La dérive autoritaire de la Turquie, les conflits en Irak et en Syrie… : pensez-vous que de toute cette agitation peut sortir un mieux pour les chrétiens d’Orient, une fois que les armes se seront tues ?
La notion de démocratie au Moyen-Orient est une farce. Les pays du Golfe sont des royaumes régis par des traditions tribales où le pouvoir se transmet dans la même famille. Au Levant, la Jordanie, la Syrie… sont aussi des dynasties qui se perpétuent de père en fils. Il ne reste qu’un petit pays de 10 450 km2, le Liban, qui se targue d’être démocratique. Mais qui ne l’est pas. Certes, il y a une assemblée, un gouvernement, des députés, des ministres. Mais ce sont des seigneurs de la guerre qui ont transmis leurs privilèges à leurs enfants et qui régentent tout. Pour les chrétiens, franchement, je ne vois pas d’avenir dans ce panorama. En Syrie où les chrétiens sont plus minoritaires que jamais, en Jordanie où le pouvoir doit composer avec les Frères musulmans, en Egypte où les coptes sont massacrés, comment être optimiste pour les chrétiens ?
L’influence des islamistes rejaillit-elle indirectement sur les pouvoirs en place ?
Chez les musulmans, le religieux et le politique sont imbriqués. Et, selon le principe de la oumma, la communauté, la notion de territoire n’existe pas. Les frontières du Liban ont été créées à la sortie de la Première Guerre mondiale par les Anglais et les Français. Pour les musulmans, elles n’ont aucune valeur. Seule compte l’identification religieuse. Le musulman indonésien se sent très proche du musulman syrien parce que le Coran gère et légifère. Le Coran, c’est un code de conduite.
Le Liban ne pourrait-il pas tout de même rester un îlot de cohabitation relativement harmonieuse entre les communautés ?
Il le restera. C’est une question d’équilibre. Mais qui dit équilibre, dit fragilité.
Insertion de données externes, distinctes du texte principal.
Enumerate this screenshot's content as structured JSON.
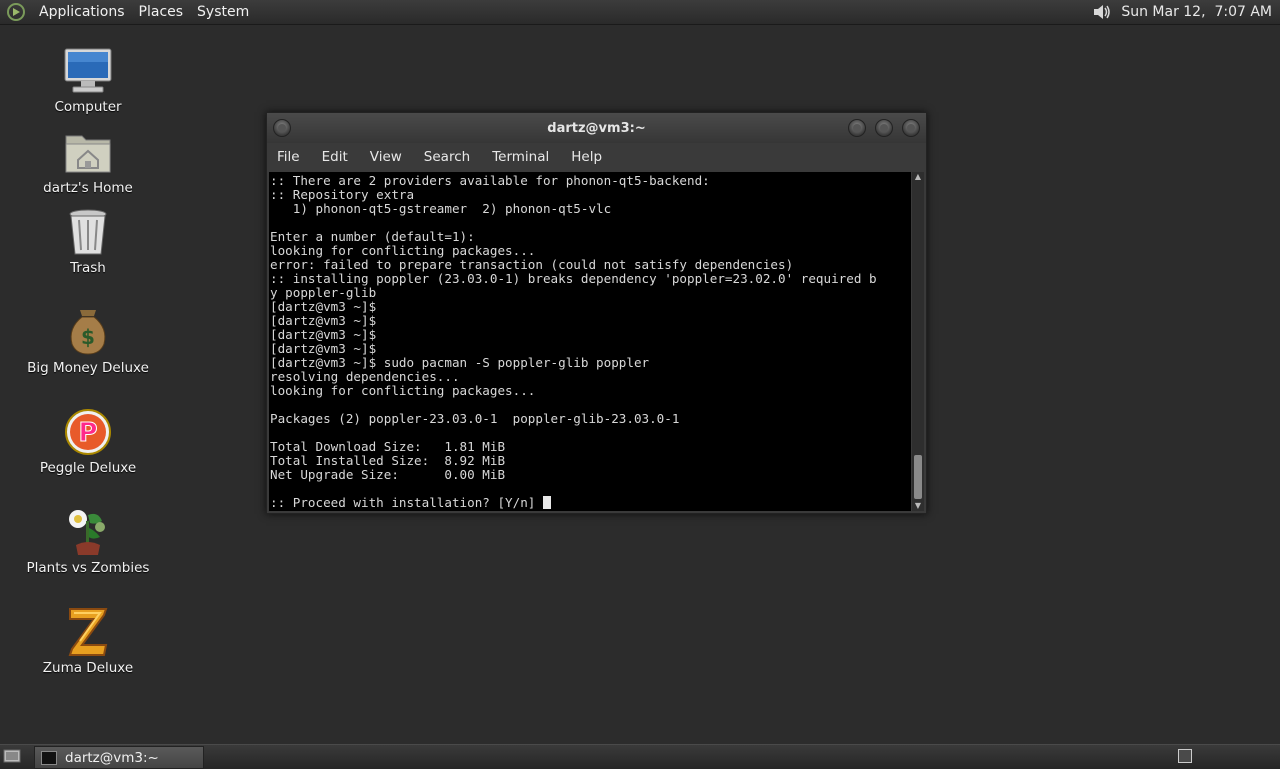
{
  "top_panel": {
    "menus": [
      "Applications",
      "Places",
      "System"
    ],
    "clock": "Sun Mar 12,  7:07 AM",
    "icons": {
      "logo": "gnome-foot-icon",
      "volume": "volume-icon"
    }
  },
  "desktop": {
    "icons": [
      {
        "label": "Computer",
        "icon": "computer-icon"
      },
      {
        "label": "dartz's Home",
        "icon": "home-folder-icon"
      },
      {
        "label": "Trash",
        "icon": "trash-icon"
      },
      {
        "label": "Big Money Deluxe",
        "icon": "money-bag-icon"
      },
      {
        "label": "Peggle Deluxe",
        "icon": "peggle-icon"
      },
      {
        "label": "Plants vs Zombies",
        "icon": "plants-vs-zombies-icon"
      },
      {
        "label": "Zuma Deluxe",
        "icon": "zuma-icon"
      }
    ]
  },
  "terminal": {
    "title": "dartz@vm3:~",
    "menus": [
      "File",
      "Edit",
      "View",
      "Search",
      "Terminal",
      "Help"
    ],
    "lines": [
      ":: There are 2 providers available for phonon-qt5-backend:",
      ":: Repository extra",
      "   1) phonon-qt5-gstreamer  2) phonon-qt5-vlc",
      "",
      "Enter a number (default=1):",
      "looking for conflicting packages...",
      "error: failed to prepare transaction (could not satisfy dependencies)",
      ":: installing poppler (23.03.0-1) breaks dependency 'poppler=23.02.0' required b",
      "y poppler-glib",
      "[dartz@vm3 ~]$",
      "[dartz@vm3 ~]$",
      "[dartz@vm3 ~]$",
      "[dartz@vm3 ~]$",
      "[dartz@vm3 ~]$ sudo pacman -S poppler-glib poppler",
      "resolving dependencies...",
      "looking for conflicting packages...",
      "",
      "Packages (2) poppler-23.03.0-1  poppler-glib-23.03.0-1",
      "",
      "Total Download Size:   1.81 MiB",
      "Total Installed Size:  8.92 MiB",
      "Net Upgrade Size:      0.00 MiB",
      ""
    ],
    "prompt": ":: Proceed with installation? [Y/n] "
  },
  "taskbar": {
    "task_label": "dartz@vm3:~"
  }
}
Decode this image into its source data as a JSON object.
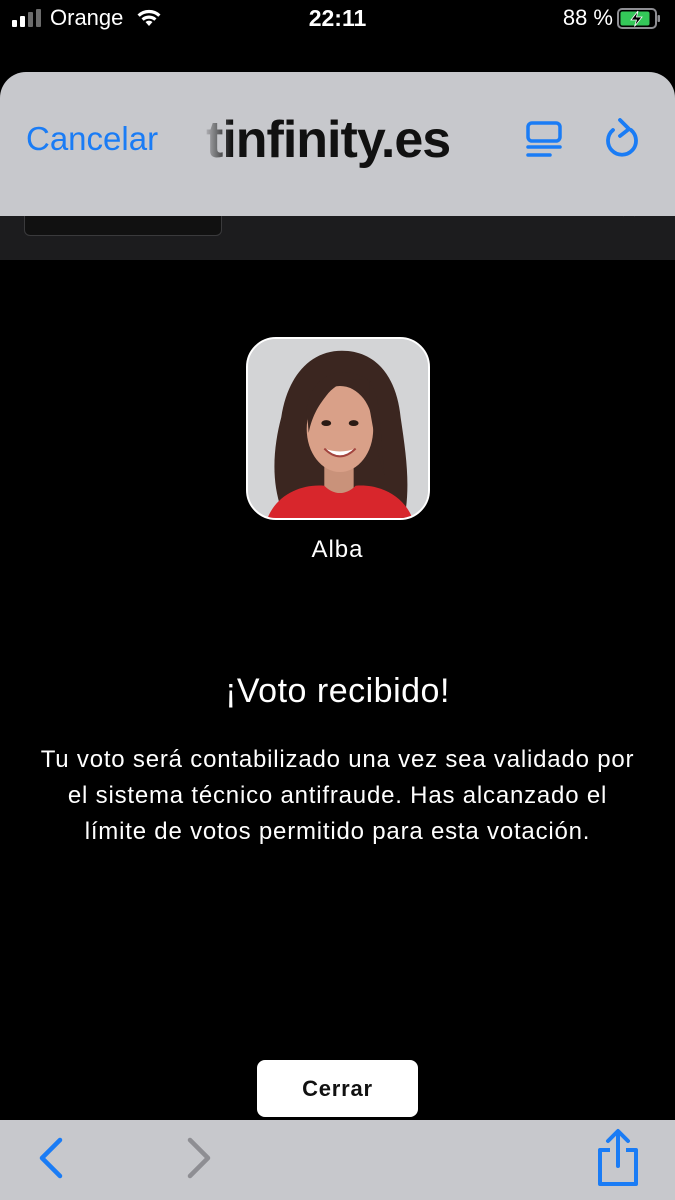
{
  "status_bar": {
    "carrier": "Orange",
    "time": "22:11",
    "battery_percent": "88 %",
    "battery_level": 0.88,
    "charging": true
  },
  "browser": {
    "cancel_label": "Cancelar",
    "url": "tinfinity.es",
    "reader_icon": "reader-icon",
    "reload_icon": "reload-icon",
    "accent_color": "#1a7cf5"
  },
  "vote": {
    "contestant_name": "Alba",
    "title": "¡Voto recibido!",
    "body": "Tu voto será contabilizado una vez sea validado por el sistema técnico antifraude. Has alcanzado el límite de votos permitido para esta votación.",
    "close_label": "Cerrar"
  },
  "toolbar": {
    "back_icon": "chevron-left-icon",
    "forward_icon": "chevron-right-icon",
    "share_icon": "share-icon"
  }
}
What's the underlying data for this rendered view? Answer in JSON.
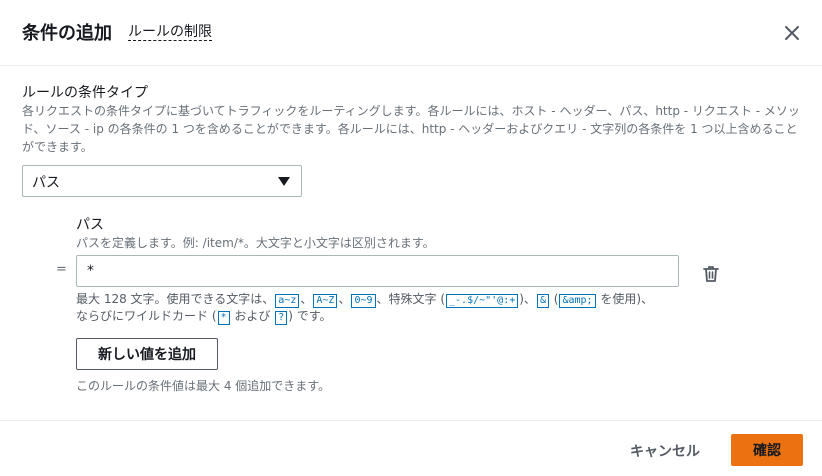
{
  "modal": {
    "title": "条件の追加",
    "limits_link": "ルールの制限"
  },
  "condition_type": {
    "label": "ルールの条件タイプ",
    "description": "各リクエストの条件タイプに基づいてトラフィックをルーティングします。各ルールには、ホスト - ヘッダー、パス、http - リクエスト - メソッド、ソース - ip の各条件の 1 つを含めることができます。各ルールには、http - ヘッダーおよびクエリ - 文字列の各条件を 1 つ以上含めることができます。",
    "selected": "パス"
  },
  "path": {
    "label": "パス",
    "description": "パスを定義します。例: /item/*。大文字と小文字は区別されます。",
    "operator": "=",
    "value": "*",
    "constraint": {
      "part1": "最大 128 文字。使用できる文字は、",
      "tok_lower": "a~z",
      "sep1": "、",
      "tok_upper": "A~Z",
      "sep2": "、",
      "tok_digits": "0~9",
      "part2": "、特殊文字 (",
      "tok_special": "_-.$/~\"'@:+",
      "part3": ")、",
      "tok_amp": "&",
      "part4": " (",
      "tok_amp_entity": "&amp;",
      "part5": " を使用)、",
      "part6": "ならびにワイルドカード (",
      "tok_star": "*",
      "part7": " および ",
      "tok_q": "?",
      "part8": ") です。"
    },
    "add_value_button": "新しい値を追加",
    "limit_note": "このルールの条件値は最大 4 個追加できます。"
  },
  "footer": {
    "cancel": "キャンセル",
    "confirm": "確認"
  },
  "colors": {
    "accent": "#ec7211",
    "link": "#0073bb",
    "border": "#aab7b8"
  },
  "icons": [
    "close-icon",
    "trash-icon",
    "caret-down-icon"
  ]
}
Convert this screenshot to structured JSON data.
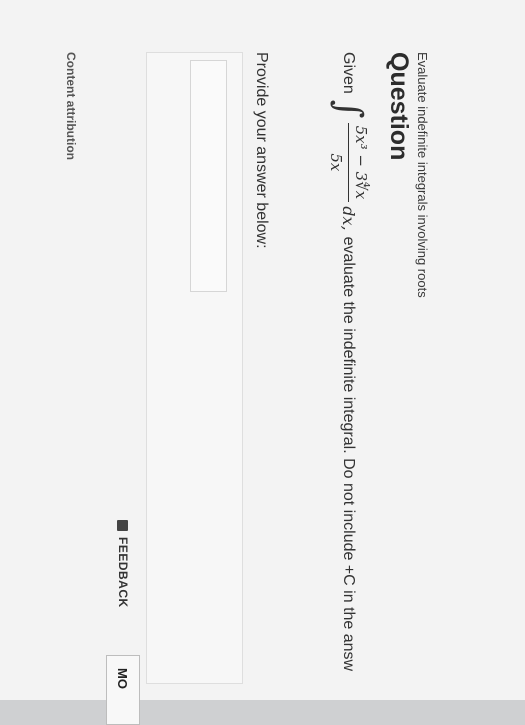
{
  "question": {
    "breadcrumb": "Evaluate indefinite integrals involving roots",
    "heading": "Question",
    "given": "Given",
    "integral_sign": "∫",
    "numerator": "5x³ − 3∜x",
    "denominator": "5x",
    "differential": "dx,",
    "instruction": "evaluate the indefinite integral. Do not include +C in the answ"
  },
  "answer": {
    "label": "Provide your answer below:"
  },
  "footer": {
    "attribution": "Content attribution",
    "feedback": "FEEDBACK",
    "more": "MO"
  }
}
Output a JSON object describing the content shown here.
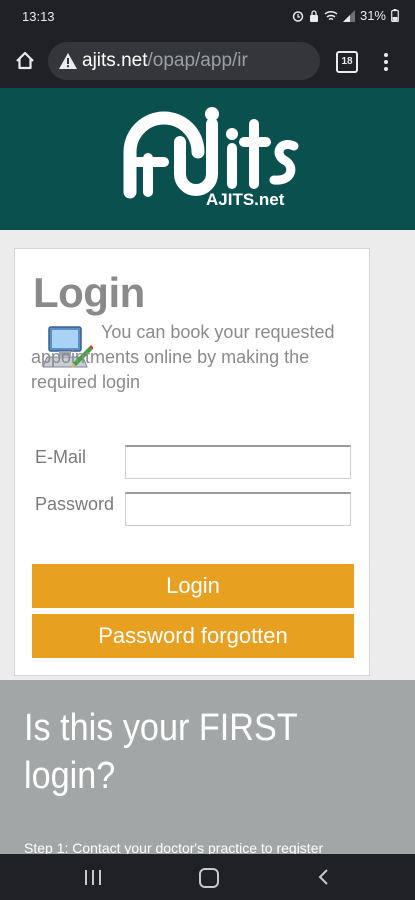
{
  "status_bar": {
    "time": "13:13",
    "battery": "31%"
  },
  "browser": {
    "url_host": "ajits.net",
    "url_path": "/opap/app/ir",
    "tab_count": "18"
  },
  "header": {
    "logo_sub": "AJITS.net"
  },
  "login_card": {
    "title": "Login",
    "intro": "You can book your requested appointments online by making the required login",
    "email_label": "E-Mail",
    "email_value": "",
    "password_label": "Password",
    "password_value": "",
    "login_button": "Login",
    "forgot_button": "Password forgotten"
  },
  "first_login": {
    "title": "Is this your FIRST login?",
    "step1": "Step 1:   Contact your doctor's practice to register"
  },
  "colors": {
    "banner": "#09504e",
    "button": "#e8a020",
    "gray_section": "#a3a6a6"
  }
}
N’importe quoi peut venir chambouler l’ordre établi. Vous avez en Belgique un système institutionnel qui ménage les communautés de manière démocratique. Qu’est ce qui empêche le Liban d’évoluer de la même manière ? En fait, le pays est exposé à tous les courants politiques de la région. Comment voulez-vous qu’il y règne une stabilité quand celle-ci est absente en Syrie, en Jordanie, en Palestine…
Comment jugez-vous l’attitude des Occidentaux à l’égard des chrétiens d’Orient ?
Désintérêt. Si ces pays avaient voulu peser sur une solution aux conflits actuels, ils auraient dû s’engager il y a quelques années. Mais Barack Obama a décidé de rester au balcon. L’enjeu est pourtant de taille. Dans l’ensemble, les musulmans libanais sont des modernistes. Ils le répètent à qui veut l’entendre. Mais ce qui rend le Liban vraiment unique, c’est la présence chrétienne. Elle donne cette saveur qui fait que c’est un pays européen sans l’être tout à fait.
(1) La Langue oubliée de Dieu, par Saïd Ghazal, éd. Erick Bonnier, 236 p.
Bio Express
1957 : Naissance à Beyrouth le 18 novembre.
1975 : Quitte Beyrouth en raison de la guerre… le 18 novembre.
Années 1980 : Etudes à Montréal en administration des affaires et en journalisme.
2016 : Publie La Langue oubliée de Dieu.